A device for stepping a heavy mast single-handed

When I was looking for the right design for the boat I would build and sail when I’m approaching age 70, I was concerned about my ability to raise a tall and heavy mast single-handed up onto the thwart or deck, balance it there until it’s plumb, then ease it down to the mast step.

The modern solution to this problem is the mast tabernacle.  The tabernacle is a hinged mast step that allows the mast to be attached at its base while the mast is still horizontal.  The mast is then rotated upward by hand or with mechanical devices to the vertical position.  On large modern sailboats, the mast tabernacle is located on the reinforced deck and can be a complex apparatus.

Mast tabernacle on a Vivier 24 ft Pen-Hir cruising keelboat

“Everything under control. It was all very simple.”

Howard Chapelle measured, documented, and published plans for dozens of Chesapeake Bay oystering and crabbing skiffs in three publications that are still in print.  In his Boatbuilding, he provided several crude plans and drawings for wood and iron versions of the tabernacle shown above for Vivier’s 24 ft Pen-Hir cruising keelboat.

In a series of articles he wrote in 1956 for Boats magazine [1], he published his own plan for a 14′ Chesapeake sharpie, based on a skiff that he measured in Coan, Va., in 1949.  His construction notes include this drawing and the text below.

Anyone who has attempted to lift an 18 foot mast into or out of the common small boat thwart and step, in a breeze of wind, knows it is a most precarious operation requiring strength and agility of no mean order. The Maryland Eastern Shoreman took a dim view of such strenuous pastimes so he devised a simple, effective solution.
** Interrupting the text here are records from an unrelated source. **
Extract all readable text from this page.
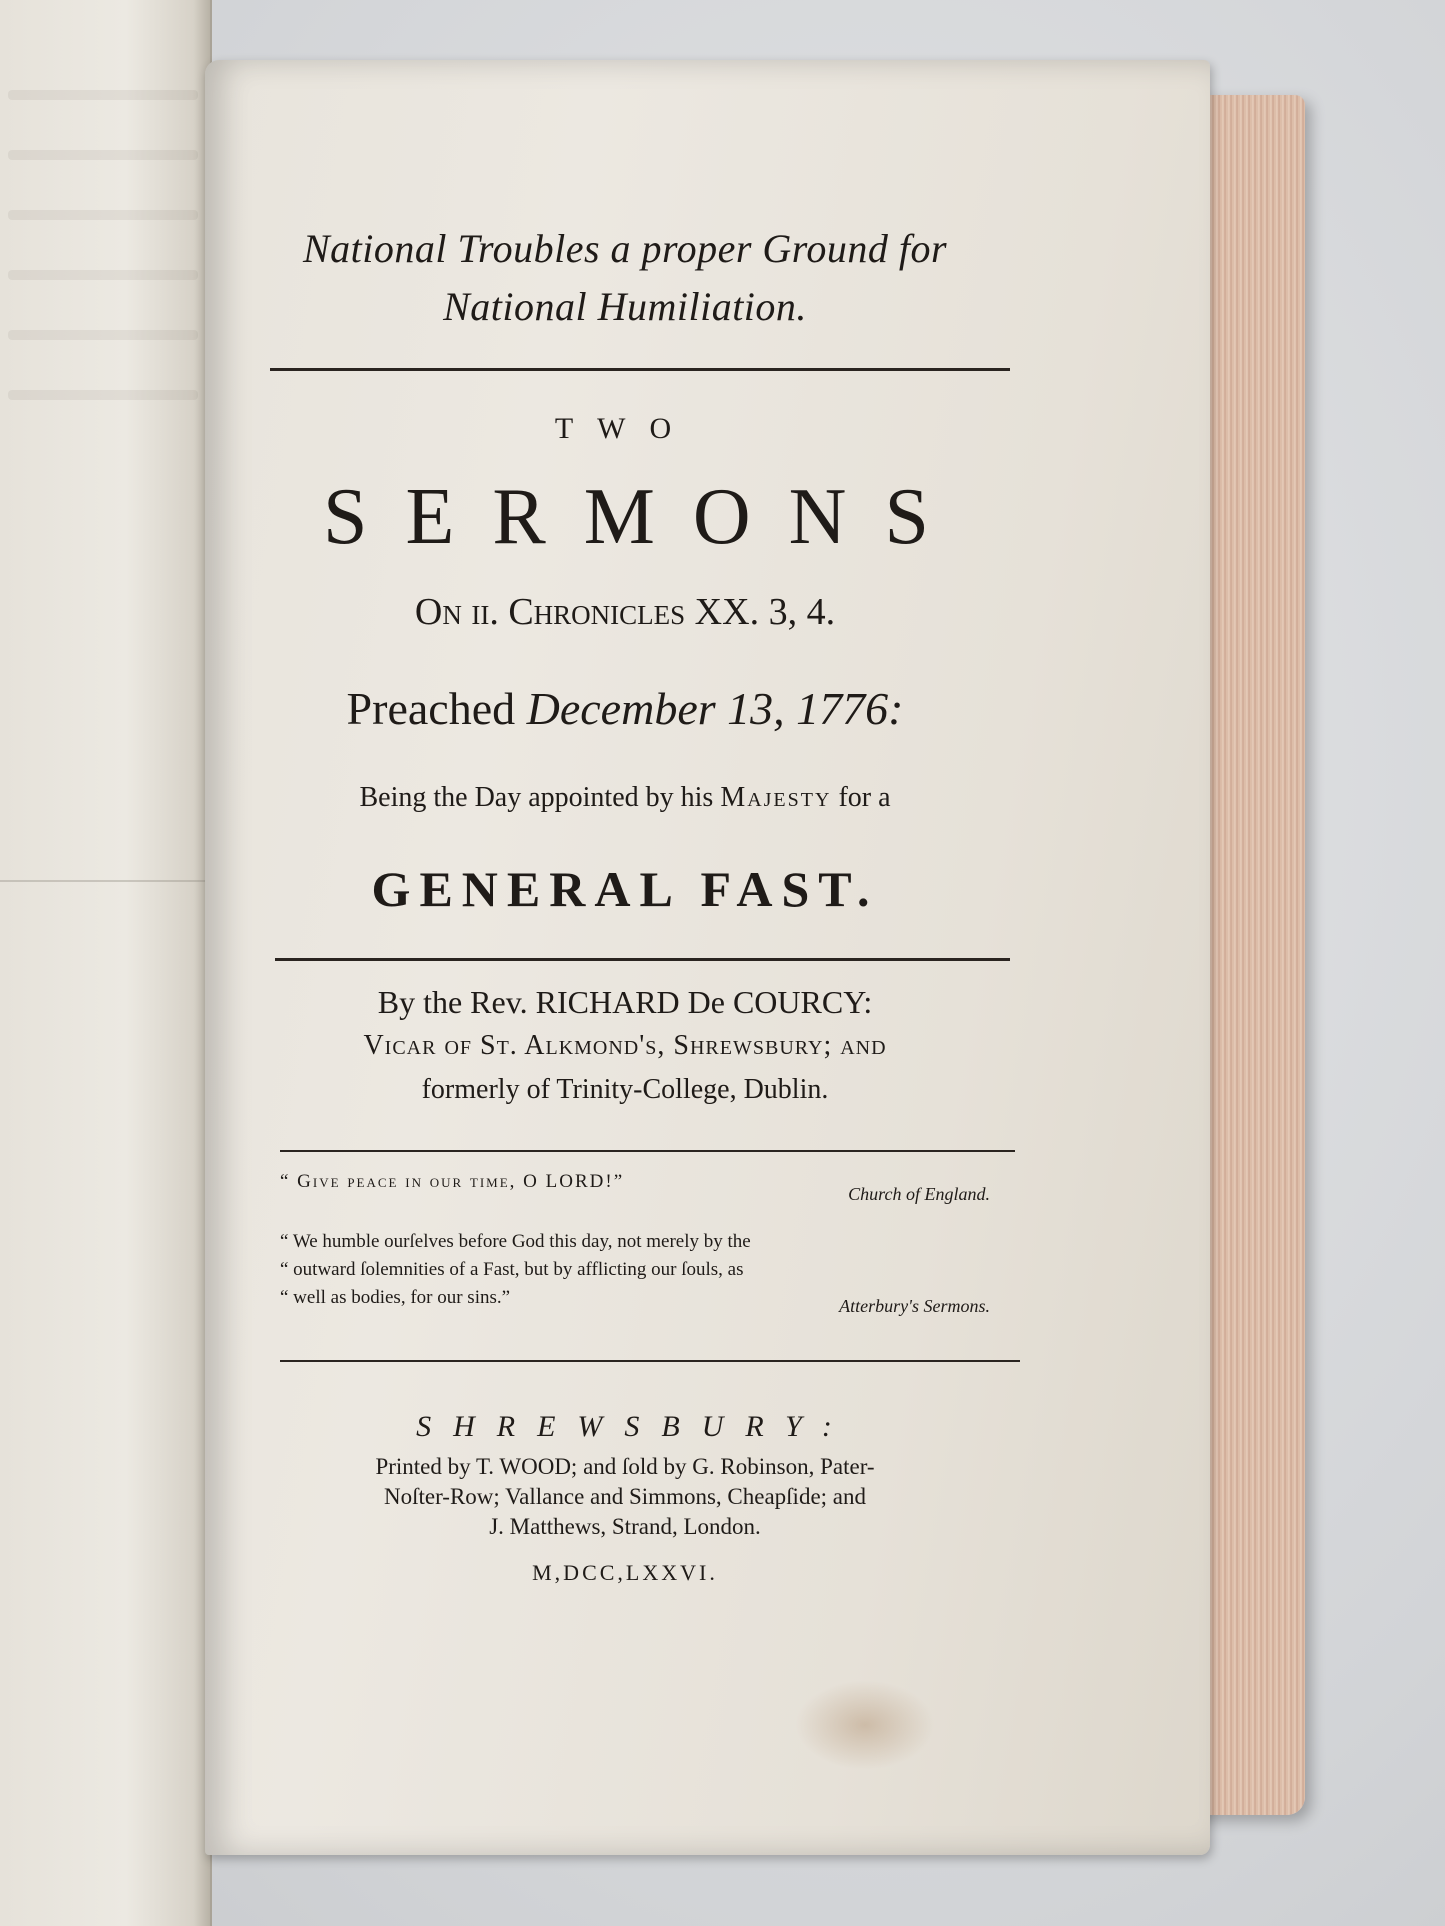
National Troubles a proper Ground for

National Humiliation.

TWO

SERMONS

On ii. Chronicles XX. 3, 4.

Preached December 13, 1776:

Being the Day appointed by his Majesty for a

GENERAL FAST.

By the Rev. RICHARD De COURCY:

Vicar of St. Alkmond's, Shrewsbury; and

formerly of Trinity-College, Dublin.

“ Give peace in our time, O LORD!”
Church of England.
“ We humble ourſelves before God this day, not merely by the
“ outward ſolemnities of a Fast, but by afflicting our ſouls, as
“ well as bodies, for our sins.”	Atterbury's Sermons.

SHREWSBURY:

Printed by T. WOOD; and ſold by G. Robinson, Pater-

Noſter-Row; Vallance and Simmons, Cheapſide; and

J. Matthews, Strand, London.

M,DCC,LXXVI.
Illustration from Chapelle's plan for 14 ft Chesapeake Sharpie

First, the mast thwart: this was placed so its after edge, hollowed out in a half-circle, came to the mast centerline when stepped. The mast was secured by a “clamp”; strap iron shaped as shown in the plan, secured by two staples made of rod driven into the thwart’s after edge. These staples would be 1/4-inch iron rod in this skiff and would be driven into the thwart about 4 or 5 inches; suitable pilot holes are bored for each leg. The clamp was slotted, passing over these eyes and held there by iron or hardwood pins or wedges.

This clamp business left the fisherman with the problem of getting the heel into the step. The Marylander solved this by a simple design; the step was made of two fore-and-aft plank chocks, each bolted to the bottom through the keelson, and just far enough apart athwartships to allow the mast heel to fit snugly between them. Through these chocks an iron rod was driven athwartships — near the top of the chocks — as shown in the plans. Now, the mast heel was slotted athwartships to fit snugly over the pin. Well, to step the mast, you placed the heel of the mast between the chocks with the slot over the rod and then walked the mast up until it came home in the thwart — after which you put the clamp into place, holding the mast in position by one shoulder. To lower the mast you reversed the process, with everything under control. It was all very simple.

 

[1] Gratitude to Craig O’Donnell and Duckworks.com for re-publishing the Boats article.  I found no other reference to this article on the Internet.

A French fishermen’s solution

Illustration from Chapelle's plan for 14 ft Chesapeake Sharpie
Illustration from Chapelle's plan for 14 ft Chesapeake Sharpie

These screenshots are from Roger Barnes’s Dinghy Cruising Companion channel, in his video “The Homely Dinghy” at 1:15 and 2:50.  This is the mast partner setup on his Avel Dro, one of the Ilur design by Francois Vivier.  Many of Vivier’s small boat designs are based on traditional sailing workboats of Brittany.  I’m waiting to hear back from Roger Barnes on whether this mast partner lashing was also common in Brittany.